Só se fala de Copa do Mundo. Mas talvez valha a pena escrever sobre outra coisa.

Na beira da estrada que liga Araraquara a Bueno de Andrada, vi um outdoor com a seguinte mensagem: “viva o real" – ou algo parecido. Era a propaganda de um clube (não sei se é correto chamá-lo assim) de paintball, tipo de jogo em que os participantes são divididos em grupos e, empunhando fuzis que disparam bolas de tinta (tradução direta do nome da brincadeira), têm como objetivo “matar" os competidores da equipe adversária.

A promessa de emoções próximas da realidade me lembrou a série Westworld, produção do canal HBO que está na segunda temporada. Ali, vemos um parque que tem como tema os filmes de faroeste. Os visitantes que pagam para estar no recinto interagem com seres que se aproximam muito, em termos de aparência e trejeitos, do homo sapiens. Cada anfitrião (nome dado às inteligências artificiais) representa uma possibilidade de narrativa. De acordo com a aventura que escolher, o cliente pode praticar, tranquilamente, atos que são passíveis de punição no mundo real – os escolhidos com mais frequência são o assassinato e o estupro.

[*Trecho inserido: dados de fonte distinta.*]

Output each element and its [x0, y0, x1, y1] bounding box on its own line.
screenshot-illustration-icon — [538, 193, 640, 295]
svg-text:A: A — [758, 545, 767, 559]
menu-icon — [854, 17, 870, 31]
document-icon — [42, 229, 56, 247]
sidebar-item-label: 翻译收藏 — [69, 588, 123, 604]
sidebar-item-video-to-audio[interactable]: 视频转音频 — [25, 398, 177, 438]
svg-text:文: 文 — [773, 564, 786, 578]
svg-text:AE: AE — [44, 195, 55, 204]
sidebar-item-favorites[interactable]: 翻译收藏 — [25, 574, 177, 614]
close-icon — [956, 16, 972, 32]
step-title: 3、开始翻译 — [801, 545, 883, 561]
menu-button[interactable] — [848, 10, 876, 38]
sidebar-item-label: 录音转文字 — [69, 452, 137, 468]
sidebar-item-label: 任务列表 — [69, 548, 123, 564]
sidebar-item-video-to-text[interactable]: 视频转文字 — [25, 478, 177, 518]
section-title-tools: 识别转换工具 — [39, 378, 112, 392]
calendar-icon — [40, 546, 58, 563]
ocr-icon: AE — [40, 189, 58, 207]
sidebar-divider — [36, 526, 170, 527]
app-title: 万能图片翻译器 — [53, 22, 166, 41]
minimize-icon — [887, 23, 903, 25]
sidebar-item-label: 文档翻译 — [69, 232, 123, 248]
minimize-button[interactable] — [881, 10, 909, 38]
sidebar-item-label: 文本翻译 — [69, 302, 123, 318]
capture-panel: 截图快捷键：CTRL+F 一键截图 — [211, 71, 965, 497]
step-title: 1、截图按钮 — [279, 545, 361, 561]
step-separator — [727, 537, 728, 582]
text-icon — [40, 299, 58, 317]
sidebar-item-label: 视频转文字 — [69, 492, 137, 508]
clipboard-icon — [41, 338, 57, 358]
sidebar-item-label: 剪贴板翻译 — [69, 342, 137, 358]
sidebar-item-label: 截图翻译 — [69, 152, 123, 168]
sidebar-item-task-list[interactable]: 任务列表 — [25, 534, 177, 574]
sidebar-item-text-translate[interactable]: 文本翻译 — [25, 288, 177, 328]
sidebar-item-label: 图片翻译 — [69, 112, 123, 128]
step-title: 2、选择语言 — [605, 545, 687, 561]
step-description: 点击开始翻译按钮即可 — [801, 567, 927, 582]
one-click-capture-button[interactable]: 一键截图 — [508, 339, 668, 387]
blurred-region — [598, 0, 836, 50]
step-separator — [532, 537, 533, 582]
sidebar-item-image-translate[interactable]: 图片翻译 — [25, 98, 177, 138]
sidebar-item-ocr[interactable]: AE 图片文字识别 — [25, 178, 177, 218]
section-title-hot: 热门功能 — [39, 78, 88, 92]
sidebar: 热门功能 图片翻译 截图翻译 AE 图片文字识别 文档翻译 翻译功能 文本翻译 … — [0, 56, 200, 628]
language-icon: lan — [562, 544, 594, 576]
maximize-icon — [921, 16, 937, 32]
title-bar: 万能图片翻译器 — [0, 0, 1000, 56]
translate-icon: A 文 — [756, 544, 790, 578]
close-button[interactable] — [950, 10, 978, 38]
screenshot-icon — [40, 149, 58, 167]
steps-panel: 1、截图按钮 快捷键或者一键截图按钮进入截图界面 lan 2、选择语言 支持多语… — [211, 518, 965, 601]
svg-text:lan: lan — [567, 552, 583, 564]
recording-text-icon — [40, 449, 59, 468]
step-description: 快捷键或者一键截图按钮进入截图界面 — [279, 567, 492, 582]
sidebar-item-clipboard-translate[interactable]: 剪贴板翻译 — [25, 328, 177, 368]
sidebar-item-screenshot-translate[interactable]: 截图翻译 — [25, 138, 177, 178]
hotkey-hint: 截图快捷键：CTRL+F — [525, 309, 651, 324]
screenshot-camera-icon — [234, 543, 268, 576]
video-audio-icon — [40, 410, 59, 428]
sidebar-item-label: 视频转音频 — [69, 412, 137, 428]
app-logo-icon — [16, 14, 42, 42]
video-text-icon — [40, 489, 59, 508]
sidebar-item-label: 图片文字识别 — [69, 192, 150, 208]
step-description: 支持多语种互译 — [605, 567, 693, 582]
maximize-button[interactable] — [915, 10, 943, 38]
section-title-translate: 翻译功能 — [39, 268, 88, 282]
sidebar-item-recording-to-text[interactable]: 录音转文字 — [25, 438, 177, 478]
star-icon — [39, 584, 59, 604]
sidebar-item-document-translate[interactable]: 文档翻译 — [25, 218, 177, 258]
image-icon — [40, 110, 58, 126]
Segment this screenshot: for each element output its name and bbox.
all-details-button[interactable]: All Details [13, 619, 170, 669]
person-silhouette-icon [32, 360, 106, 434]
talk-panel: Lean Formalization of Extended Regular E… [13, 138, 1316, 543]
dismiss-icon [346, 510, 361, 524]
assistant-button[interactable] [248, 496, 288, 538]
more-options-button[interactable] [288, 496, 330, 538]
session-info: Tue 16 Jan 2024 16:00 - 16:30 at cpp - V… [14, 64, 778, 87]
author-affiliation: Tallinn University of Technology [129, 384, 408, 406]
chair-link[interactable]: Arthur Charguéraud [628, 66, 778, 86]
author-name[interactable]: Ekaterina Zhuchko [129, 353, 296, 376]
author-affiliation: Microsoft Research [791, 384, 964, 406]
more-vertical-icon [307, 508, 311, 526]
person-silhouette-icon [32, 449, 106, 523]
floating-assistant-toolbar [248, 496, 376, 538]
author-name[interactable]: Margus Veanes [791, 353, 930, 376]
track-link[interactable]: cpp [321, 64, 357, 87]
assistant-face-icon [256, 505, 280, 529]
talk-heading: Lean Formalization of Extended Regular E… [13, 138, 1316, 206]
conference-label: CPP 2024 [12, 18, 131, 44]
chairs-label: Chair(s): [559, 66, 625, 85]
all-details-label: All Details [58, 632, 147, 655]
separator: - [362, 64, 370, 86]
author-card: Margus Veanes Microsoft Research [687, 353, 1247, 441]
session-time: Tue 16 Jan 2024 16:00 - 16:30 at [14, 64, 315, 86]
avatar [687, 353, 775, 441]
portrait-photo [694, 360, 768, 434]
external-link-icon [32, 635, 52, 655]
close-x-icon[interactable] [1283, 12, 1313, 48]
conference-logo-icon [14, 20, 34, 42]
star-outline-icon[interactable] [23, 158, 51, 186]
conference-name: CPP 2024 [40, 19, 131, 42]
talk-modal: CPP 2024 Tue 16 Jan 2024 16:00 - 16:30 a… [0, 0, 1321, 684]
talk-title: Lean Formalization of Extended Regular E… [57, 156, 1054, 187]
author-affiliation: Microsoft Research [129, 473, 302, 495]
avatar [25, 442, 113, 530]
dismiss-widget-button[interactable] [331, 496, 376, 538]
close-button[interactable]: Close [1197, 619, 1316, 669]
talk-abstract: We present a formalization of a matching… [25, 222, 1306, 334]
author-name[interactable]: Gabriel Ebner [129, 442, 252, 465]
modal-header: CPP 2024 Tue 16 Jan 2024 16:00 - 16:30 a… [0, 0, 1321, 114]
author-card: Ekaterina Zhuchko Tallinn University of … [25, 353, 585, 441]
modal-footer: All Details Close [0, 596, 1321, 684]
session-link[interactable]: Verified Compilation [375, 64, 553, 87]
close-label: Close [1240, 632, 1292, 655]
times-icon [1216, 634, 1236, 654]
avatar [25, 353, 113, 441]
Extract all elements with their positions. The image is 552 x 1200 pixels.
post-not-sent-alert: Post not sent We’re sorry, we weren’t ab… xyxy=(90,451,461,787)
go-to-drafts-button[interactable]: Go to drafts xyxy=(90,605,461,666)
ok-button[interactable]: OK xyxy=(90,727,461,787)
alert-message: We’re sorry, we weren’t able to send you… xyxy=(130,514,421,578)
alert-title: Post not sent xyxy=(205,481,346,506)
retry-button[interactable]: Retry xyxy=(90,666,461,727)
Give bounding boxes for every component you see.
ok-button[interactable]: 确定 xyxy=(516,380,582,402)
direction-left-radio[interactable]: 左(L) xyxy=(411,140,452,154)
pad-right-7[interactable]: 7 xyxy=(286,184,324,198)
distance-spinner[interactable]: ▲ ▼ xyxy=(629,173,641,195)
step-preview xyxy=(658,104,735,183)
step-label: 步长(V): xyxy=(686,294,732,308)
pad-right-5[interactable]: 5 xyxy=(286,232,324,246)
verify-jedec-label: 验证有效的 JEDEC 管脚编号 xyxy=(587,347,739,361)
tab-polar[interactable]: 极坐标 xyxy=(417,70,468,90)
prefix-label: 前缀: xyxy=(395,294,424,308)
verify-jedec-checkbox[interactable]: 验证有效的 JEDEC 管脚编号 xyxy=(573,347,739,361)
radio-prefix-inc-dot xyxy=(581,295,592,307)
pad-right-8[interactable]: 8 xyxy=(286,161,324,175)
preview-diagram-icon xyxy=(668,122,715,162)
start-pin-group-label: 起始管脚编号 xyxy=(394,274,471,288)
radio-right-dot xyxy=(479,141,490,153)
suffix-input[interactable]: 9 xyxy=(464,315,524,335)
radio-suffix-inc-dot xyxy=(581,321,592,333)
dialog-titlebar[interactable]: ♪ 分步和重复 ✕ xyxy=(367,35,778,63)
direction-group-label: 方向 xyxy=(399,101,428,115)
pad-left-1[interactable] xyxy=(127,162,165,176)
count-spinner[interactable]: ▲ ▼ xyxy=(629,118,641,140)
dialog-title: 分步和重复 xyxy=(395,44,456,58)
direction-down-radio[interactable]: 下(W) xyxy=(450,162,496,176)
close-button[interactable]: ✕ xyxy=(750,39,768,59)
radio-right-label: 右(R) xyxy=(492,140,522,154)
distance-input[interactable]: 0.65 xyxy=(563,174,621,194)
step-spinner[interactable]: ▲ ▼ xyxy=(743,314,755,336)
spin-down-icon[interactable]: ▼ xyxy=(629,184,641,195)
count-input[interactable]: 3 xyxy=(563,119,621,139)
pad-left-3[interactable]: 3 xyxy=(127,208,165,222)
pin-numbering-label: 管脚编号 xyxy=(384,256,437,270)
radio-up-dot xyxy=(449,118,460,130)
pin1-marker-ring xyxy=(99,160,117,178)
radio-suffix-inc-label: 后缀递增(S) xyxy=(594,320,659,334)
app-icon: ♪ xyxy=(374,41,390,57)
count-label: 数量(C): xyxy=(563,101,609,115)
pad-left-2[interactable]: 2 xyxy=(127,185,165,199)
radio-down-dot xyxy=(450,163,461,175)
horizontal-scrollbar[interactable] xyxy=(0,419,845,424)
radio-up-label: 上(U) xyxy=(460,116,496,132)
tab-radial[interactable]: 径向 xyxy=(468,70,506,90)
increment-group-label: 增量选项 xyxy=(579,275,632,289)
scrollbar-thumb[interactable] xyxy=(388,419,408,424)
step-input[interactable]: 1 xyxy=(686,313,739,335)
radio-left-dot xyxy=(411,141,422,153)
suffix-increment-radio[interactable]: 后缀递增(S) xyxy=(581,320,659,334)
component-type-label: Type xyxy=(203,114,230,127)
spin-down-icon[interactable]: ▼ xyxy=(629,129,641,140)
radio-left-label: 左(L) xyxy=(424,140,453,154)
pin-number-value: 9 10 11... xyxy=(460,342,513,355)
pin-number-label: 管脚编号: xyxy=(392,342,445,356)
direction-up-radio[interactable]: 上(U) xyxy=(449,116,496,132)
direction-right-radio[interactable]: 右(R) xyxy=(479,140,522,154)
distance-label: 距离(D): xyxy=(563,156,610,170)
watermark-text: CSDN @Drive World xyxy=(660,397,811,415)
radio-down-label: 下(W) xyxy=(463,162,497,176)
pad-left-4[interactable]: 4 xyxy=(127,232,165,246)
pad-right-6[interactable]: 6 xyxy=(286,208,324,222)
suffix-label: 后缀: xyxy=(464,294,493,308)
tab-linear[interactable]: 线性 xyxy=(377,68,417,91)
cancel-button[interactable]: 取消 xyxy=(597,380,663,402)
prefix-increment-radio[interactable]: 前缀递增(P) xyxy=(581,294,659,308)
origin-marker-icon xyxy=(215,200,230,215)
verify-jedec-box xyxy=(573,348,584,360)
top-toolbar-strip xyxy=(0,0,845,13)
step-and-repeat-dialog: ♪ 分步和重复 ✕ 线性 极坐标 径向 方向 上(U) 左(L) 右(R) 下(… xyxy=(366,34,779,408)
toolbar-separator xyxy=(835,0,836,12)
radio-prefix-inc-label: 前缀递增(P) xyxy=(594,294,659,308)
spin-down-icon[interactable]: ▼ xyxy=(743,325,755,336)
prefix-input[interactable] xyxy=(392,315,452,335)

O criador do referido outdoor foi esperto e farejou grande possibilidade de lucro. Basta ver, nas redes sociais, que as pessoas estão sedentas por sangue e precisam, de alguma maneira, canalizar sua ansiedade.

Outro indício para o sucesso desse tipo de empreendimento é que um candidato à presidência que defende o armamento da população está entre os que lideram as pesquisas de intenção de voto. Se vencer as eleições, pode ser que não seja mais necessário pagar para brincar de polícia e ladrão.

Antonio Candido classificou como ultrarrealista um tipo de literatura em que personagens morrem como num jogo de video game – tomando as artes sequenciais como referência, podemos pensar nos roteiros da série Game of Thrones ou dos filmes dirigidos por Quentin Tarantino. Talvez ele não imaginasse que o termo pudesse, um dia, ser aplicado à vida cotidiana.

Na semana passada, em São Paulo, um cobrador de ônibus, depois de discutir com uma passageira, chegou à conclusão de que seria bom enfiar uma faca no pescoço da moça e terminar com sua vida.

Pelo andar da carruagem, o publicitário que pensou naquele outdoor deverá, em breve, usar muito mais sua imaginação para conceber algo que satisfaça plenamente as exigências de seus clientes.